Coordinated learning in multiagent MDPs with infinite state-space

  • Authors:
  • Francisco S. Melo;M. Isabel Ribeiro

  • Affiliations:
  • School of Computer Science, Carnegie Mellon University, Pittsburgh, USA 15213;Institute for Systems and Robotics, Instituto Superior Técnico, Lisbon, Portugal 1049-001

  • Venue:
  • Autonomous Agents and Multi-Agent Systems
  • Year:
  • 2010

Quantified Score

Hi-index 0.00

Visualization

Abstract

In this paper we address the problem of simultaneous learning and coordination in multiagent Markov decision problems (MMDPs) with infinite state-spaces. We separate this problem in two distinct subproblems: learning and coordination. To tackle the problem of learning, we survey Q-learning with soft-state aggregation (Q-SSA), a well-known method from the reinforcement learning literature (Singh et al. in Advances in neural information processing systems. MIT Press, Cambridge, vol 7, pp 361---368, 1994). Q-SSA allows the agents in the game to approximate the optimal Q-function, from which the optimal policies can be computed. We establish the convergence of Q-SSA and introduce a new result describing the rate of convergence of this method. In tackling the problem of coordination, we start by pointing out that the knowledge of the optimal Q-function is not enough to ensure that all agents adopt a jointly optimal policy.
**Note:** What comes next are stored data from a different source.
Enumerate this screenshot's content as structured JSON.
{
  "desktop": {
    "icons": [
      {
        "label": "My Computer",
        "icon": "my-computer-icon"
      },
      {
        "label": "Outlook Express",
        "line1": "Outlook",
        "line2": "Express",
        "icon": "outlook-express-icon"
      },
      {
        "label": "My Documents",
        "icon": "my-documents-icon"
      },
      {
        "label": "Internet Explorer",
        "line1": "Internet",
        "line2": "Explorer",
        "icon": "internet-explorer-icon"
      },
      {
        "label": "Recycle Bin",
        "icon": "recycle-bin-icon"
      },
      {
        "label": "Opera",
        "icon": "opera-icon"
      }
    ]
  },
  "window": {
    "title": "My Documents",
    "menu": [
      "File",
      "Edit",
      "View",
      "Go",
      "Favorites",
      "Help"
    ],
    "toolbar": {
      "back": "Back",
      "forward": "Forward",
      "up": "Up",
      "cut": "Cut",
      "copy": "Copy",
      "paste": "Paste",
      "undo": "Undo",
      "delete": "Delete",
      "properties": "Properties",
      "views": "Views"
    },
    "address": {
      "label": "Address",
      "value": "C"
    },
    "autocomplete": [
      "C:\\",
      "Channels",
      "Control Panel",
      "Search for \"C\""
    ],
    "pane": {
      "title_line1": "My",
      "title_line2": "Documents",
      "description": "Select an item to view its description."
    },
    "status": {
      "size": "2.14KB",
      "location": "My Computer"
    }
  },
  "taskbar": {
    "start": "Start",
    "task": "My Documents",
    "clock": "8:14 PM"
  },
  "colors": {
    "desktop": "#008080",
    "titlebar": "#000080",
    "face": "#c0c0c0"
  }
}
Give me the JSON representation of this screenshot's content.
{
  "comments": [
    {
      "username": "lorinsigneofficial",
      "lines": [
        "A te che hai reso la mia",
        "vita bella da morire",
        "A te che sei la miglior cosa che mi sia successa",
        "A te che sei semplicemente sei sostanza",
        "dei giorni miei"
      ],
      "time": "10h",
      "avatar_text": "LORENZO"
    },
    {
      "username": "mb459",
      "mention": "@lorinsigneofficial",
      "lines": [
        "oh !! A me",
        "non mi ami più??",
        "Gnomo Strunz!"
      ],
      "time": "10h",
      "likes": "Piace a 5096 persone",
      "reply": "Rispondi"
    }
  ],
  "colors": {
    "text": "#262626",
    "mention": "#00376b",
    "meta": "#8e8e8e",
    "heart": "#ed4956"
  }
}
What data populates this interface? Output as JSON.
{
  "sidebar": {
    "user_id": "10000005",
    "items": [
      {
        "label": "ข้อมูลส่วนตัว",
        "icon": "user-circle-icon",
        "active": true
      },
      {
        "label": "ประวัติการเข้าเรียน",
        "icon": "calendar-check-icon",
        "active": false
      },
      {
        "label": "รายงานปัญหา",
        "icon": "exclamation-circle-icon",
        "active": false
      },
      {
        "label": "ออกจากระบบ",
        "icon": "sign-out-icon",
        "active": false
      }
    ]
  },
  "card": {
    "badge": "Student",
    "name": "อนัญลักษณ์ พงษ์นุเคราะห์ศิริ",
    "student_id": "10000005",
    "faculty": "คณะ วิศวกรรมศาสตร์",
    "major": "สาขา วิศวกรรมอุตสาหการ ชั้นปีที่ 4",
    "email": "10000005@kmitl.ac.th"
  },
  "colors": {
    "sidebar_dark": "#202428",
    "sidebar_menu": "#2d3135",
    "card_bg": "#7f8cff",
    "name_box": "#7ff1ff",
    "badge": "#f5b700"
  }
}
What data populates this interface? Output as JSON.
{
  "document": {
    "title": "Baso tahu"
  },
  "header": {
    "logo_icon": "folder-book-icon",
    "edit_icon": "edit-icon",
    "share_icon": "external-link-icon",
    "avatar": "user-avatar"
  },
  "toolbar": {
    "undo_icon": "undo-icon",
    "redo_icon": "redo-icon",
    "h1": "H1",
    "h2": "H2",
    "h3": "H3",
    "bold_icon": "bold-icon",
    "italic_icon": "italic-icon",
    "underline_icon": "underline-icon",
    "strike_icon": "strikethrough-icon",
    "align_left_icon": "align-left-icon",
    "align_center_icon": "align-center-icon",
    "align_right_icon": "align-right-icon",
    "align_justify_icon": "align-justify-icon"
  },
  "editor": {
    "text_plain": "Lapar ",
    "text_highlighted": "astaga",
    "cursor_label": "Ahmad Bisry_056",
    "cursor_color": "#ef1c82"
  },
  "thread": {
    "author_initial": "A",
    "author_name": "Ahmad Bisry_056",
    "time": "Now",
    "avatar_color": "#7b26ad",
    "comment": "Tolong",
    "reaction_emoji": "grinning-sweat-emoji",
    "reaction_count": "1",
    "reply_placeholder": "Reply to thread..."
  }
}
We propose a novel coordination mechanism that, given the knowledge of the optimal Q-function for an MMDP, ensures that all agents converge to a jointly optimal policy in every relevant state of the game. This coordination mechanism, approximate biased adaptive play (ABAP), extends biased adaptive play (Wang and Sandholm in Advances in neural information processing systems. MIT Press, Cambridge, vol 15, pp 1571---1578, 2003) to MMDPs with infinite state-spaces. Finally, we combine Q-SSA with ABAP, this leading to a novel algorithm in which learning of the game and coordination take place simultaneously. We discuss several important properties of this new algorithm and establish its convergence with probability 1. We also provide simple illustrative examples of application.